Hari berikutnya, tanggal 28 sekitar pukul 13.15 WIB saya menerima pesan whatsapp dari nomor yang tidak tercatat di daftar kontak. Isi pesannya cukup baik dan kekinian, berjudul “5 Tips dan Trik Agar Anak Tidak Mudah Bosan dengan Pembelajaran Daring”. Tanpa membaca isi pesan itu langsung saya telusuri identitas pengirim pesan tersebut, dan pada gambar profilnya tertulis “~Fake Wa”. Berdasarkan kejadian hari sebelumnya dan sedikit ingatan tentang kata “fake” yang mengandung arti “negatif”, tanpa pikir panjang langsung saya klik kata “block” yang tertera di bagian bawah pesan.
Sehari kemudian kembali saya menerima lagi pesan whatsapp dari akun yang juga tidak tercatat di daftar kontak saya. Kali ini isi pesannya tidak berjudul dan berisi ajakan untuk mencari penghasilan jutaan rupiah dalam waktu kurang dari 24 jam. Seperti respon terhadap pesan sebelumnya, segera saya telusuri identitas pengirim melalui profilnya. Tidak saya temukan gambar profil dan nama, kecuali identitas nama yang tertera sama dengan nomor pengirim. Beberapa saat kemudian pun saya klik kata “block” yang tertera di bagian bawah pesan, sama seperti yang saya lakukan terhadap pengirim pesan hari sebelumnya.
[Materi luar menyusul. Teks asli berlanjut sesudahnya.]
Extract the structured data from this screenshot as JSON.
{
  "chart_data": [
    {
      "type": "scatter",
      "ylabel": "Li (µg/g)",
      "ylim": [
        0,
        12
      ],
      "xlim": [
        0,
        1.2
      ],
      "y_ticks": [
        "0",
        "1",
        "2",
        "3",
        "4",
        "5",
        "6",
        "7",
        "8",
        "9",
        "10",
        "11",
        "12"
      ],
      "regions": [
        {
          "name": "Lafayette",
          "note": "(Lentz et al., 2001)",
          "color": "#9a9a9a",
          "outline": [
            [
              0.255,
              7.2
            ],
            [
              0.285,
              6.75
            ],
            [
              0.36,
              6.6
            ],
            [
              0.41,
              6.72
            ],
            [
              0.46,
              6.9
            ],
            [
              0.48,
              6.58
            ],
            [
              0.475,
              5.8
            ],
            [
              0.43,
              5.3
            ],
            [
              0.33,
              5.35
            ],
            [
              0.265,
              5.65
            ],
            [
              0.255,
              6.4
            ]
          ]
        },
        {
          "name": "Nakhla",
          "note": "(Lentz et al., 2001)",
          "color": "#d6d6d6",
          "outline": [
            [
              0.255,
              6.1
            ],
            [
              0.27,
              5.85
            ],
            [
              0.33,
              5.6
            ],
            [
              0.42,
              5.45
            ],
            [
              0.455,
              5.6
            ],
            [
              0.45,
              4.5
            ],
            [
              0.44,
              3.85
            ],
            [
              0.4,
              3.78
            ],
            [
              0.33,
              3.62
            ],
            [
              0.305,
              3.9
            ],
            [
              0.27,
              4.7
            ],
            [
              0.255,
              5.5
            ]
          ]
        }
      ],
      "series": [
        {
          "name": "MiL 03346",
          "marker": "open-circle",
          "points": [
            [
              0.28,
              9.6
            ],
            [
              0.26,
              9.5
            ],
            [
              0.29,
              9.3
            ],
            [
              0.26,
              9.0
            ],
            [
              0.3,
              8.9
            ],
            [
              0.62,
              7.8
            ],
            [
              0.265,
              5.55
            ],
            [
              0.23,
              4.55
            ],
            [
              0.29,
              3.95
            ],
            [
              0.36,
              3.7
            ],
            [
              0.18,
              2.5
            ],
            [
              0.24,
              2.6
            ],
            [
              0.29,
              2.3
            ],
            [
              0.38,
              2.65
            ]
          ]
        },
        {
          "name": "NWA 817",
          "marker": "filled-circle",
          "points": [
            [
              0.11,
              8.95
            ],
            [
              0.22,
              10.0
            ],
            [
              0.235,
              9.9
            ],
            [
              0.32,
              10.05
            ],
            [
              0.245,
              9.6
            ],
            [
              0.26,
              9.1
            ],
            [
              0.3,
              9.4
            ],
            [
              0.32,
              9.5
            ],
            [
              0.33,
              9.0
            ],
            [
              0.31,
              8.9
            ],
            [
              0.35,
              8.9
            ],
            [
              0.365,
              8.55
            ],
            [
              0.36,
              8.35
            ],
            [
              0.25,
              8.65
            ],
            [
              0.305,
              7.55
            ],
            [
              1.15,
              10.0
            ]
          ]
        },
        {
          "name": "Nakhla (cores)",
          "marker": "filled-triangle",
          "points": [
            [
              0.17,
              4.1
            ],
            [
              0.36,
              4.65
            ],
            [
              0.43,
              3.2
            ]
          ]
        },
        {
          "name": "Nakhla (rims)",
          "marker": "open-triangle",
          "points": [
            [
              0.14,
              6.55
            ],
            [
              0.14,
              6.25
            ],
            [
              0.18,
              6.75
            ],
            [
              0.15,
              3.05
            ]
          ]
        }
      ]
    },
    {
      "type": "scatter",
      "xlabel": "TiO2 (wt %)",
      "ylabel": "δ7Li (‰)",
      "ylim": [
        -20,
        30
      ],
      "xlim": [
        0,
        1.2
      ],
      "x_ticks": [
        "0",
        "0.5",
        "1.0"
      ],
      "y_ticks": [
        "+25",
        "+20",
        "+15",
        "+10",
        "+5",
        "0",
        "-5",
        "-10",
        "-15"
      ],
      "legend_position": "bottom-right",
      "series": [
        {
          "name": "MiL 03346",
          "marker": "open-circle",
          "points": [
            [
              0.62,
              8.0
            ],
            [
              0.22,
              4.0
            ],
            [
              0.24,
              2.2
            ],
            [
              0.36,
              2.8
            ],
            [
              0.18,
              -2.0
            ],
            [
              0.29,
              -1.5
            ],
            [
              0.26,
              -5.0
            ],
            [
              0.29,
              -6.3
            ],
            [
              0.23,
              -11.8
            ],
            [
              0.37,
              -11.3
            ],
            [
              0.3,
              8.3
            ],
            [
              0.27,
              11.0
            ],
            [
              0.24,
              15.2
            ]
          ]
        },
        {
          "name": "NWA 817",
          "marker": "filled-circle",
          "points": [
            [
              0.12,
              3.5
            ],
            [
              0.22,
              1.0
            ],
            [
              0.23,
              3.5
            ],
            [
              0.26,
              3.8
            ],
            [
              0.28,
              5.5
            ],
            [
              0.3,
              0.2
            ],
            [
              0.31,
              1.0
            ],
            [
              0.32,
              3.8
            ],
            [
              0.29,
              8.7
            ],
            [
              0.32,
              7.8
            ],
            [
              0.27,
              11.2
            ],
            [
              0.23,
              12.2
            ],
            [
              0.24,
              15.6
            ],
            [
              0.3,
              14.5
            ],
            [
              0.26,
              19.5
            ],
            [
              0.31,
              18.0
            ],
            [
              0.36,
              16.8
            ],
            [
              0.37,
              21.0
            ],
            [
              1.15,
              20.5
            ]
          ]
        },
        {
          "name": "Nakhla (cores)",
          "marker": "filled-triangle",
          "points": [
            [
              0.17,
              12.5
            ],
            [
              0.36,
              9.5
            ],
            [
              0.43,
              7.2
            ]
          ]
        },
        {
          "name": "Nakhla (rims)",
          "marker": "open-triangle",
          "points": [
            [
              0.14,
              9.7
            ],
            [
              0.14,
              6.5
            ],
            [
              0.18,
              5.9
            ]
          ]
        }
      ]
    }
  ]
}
Tindakan blokir pada kasus di atas hampir sama latar belakangnya, yaitu sebagai tindakan untuk mencegah terjadinya hal-hal yang tidak diinginkan. Pada kasus pertama, tindakan blokir lebih untuk mencegah terjadinya korban penipuan yang mengatasnamakan orang yang kita kenal. Adapun kasus kedua dan ketiga lebih cenderung sebagai upaya untuk menghindari hal-hal negatif yang mungkin akan terjadi terhadap diri kita dari orang-orang yang tidak kita kenal dan menyembunyikan identitasnya. Pada intinya, tindakan memblokir dalam kasus ini berarti sebuah tindakan menutup akses seseorang terhadap informasi yang kita miliki.
Dalam konteks yang lebih luas sebenarnya tindakan blokir ini tidak saja berkaitan dengan perangkat teknologi seperti pada kasus di atas. Saya dan mungkin juga Anda semua pasti sering melakukan tindakan tersebut dalam konteks yang lain. Tindakan kita di era adaptasi kebiasaan baru, seperti menggunakan masker, sering mencuci tangan dengan sabun, menjaga jarak, dan menghindari kerumunan masa pada hakikatnya merupakan sebuah tindakan pemblokiran. Dalam hal ini untuk memblokir, mencegah atau menghentikan penyebaran covid-19 yang dikenal sangat mudah penyebarannya.
Dalam konteks belajar menulis seperti yang sedang saya, dan mungkin juga Anda lakukan pun diperlukan tindakan-tindakan blokir ini. Tidak jarang pikiran tentang kesibukan kita menggoda untuk tidak melakukan sesuatu yang sudah kita tetapkan. “Saat ini kan masih sibuk, besok saja” begitu sering terlintas dalam pikiran kita. Hal inilah yang harus kita blokir, jangan sampai masuk dan singgah lama dalam pikiran kita.
Hal lain yang harus kita blokir dalam belajar menulis ini adalah sikap “tidak GOBLOK”. Seperti saya dan juga Anda dan kebanyakan orang yang sedang belajar hal ini, sering sekali muncul pikiran tidak percaya diri, takut jelek, takut dikritik, dan perasaan takut atau kawatir yang lainnya. Merujuk pendapat Syahrul dalam tulisannya “GOBLOK pun Bisa Menulis”, sikap-sikap seperti itulah yang dinamakan “tidak GOBLOK”. Jika hal tersebut dibiarkan, tentu sampai kapan pun kita tidak akan berani belajar menulis, dan dengan demikian kecil peluangnya untuk menjadi bisa menulis.
Masih sangat banyak kasus yang berkaitan dengan tindakan blokir ini dalam konteks yang lebih luas daripada beberapa contoh kasus blokir di awal tulisan ini. Tulisan ini saya buat pun dalam upaya melakukan tindakan pemblokiran terhadap pikiran-pikiran negatif yang menjadikan “tidak GOBLOK”, sehingga menjadi malas untuk terus belajar. Dalam konteks belajar yang lebih luas pun sering muncul sikap-sikap negatif yang menghambat diri sendiri untuk melakukan upaya-upaya tertentu dalam meraih tujuan. Dalam kondisi seperti ini, tindakan blokir harus kita lakukan untuk menghilangkan sikap-sikap negatif yang berpotensi menjadi penghambat tersebut.